In a holdover proceeding to recover possession of a dwelling apartment, the tenant and undertenants appeal, by permission, from an order of the Appellate Term, Second and Eleventh Judicial Districts, dated December 20, 1968, which affirmed a final judgment of the Civil Court of the City of New York, County of Queens, dated March 20, 1968, in favor of the landlord.
Christ, Acting P. J., Brennan, Rabin, Hopkins and Benjamin, JJ., concur.
In our opinion, the landlord failed to establish that the violation in question can be removed only by eviction of the tenant and undertenants or that compliance with the legal requirements would be unduly burdensome or economically improvident (Matter of K & G Co. v.
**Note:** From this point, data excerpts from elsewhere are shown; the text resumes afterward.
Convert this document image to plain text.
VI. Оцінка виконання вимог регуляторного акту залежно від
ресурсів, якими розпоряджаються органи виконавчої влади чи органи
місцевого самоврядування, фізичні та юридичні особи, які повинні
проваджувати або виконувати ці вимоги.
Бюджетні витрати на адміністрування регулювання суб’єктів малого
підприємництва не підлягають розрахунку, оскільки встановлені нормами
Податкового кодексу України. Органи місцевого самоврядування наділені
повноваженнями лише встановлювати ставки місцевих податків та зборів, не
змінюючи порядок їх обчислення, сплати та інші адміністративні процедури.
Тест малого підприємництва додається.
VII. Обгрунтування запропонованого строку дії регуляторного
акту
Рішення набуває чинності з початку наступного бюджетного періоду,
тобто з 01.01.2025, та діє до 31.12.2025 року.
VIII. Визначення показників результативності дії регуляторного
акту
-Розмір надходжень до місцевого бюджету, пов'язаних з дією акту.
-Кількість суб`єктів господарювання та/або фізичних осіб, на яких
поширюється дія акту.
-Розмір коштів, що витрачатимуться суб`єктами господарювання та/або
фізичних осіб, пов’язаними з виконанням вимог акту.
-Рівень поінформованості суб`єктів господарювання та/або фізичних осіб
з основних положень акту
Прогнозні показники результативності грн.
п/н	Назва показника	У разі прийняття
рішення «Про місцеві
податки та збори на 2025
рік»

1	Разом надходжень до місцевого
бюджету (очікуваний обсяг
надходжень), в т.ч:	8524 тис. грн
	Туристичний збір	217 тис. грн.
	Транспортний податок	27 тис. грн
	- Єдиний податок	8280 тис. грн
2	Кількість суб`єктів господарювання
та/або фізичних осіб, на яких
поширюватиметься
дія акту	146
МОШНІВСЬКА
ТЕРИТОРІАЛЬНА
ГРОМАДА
Reyes, 52 Misc. 2d 606, 609; Grier v. Fenty, 13 Misc. 2d 542, 543; H.I.M. Props. Corp. v. Gross, 6 Misc. 2d 666, 668; H. Casabianca, Inc. v. Connobbio, 205 Misc. 380, 383-384). There is no dispute that the tenant and undertenants did not create the condition which caused the violation (816 Fifth Ave. v. Purdy, 127 N. Y. S. 2d 695, 696.) It is also our opinion that the landlord's good faith in seeking eviction under subdivision c of section 52 of the New York City Rent, Eviction and Rehabilitation Regulations is a matter of relevant inquiry. Subdivision b of section 51 of the Regulations prohibits an attempt to remove a tenant because he has taken action authorized by the Rent Law or the regulations. Subdivision c of section 52 may not be used as a pretext for doing what subdivision b of section 51 forbids.
Order and final judgment reversed, on the law and the facts, without costs, and petition dismissed, without costs. This determination is without prejudice to such application as the landlord may choose to make under sections 54 or 59 of the New York City Rent, Eviction and Rehabilitation Regulations.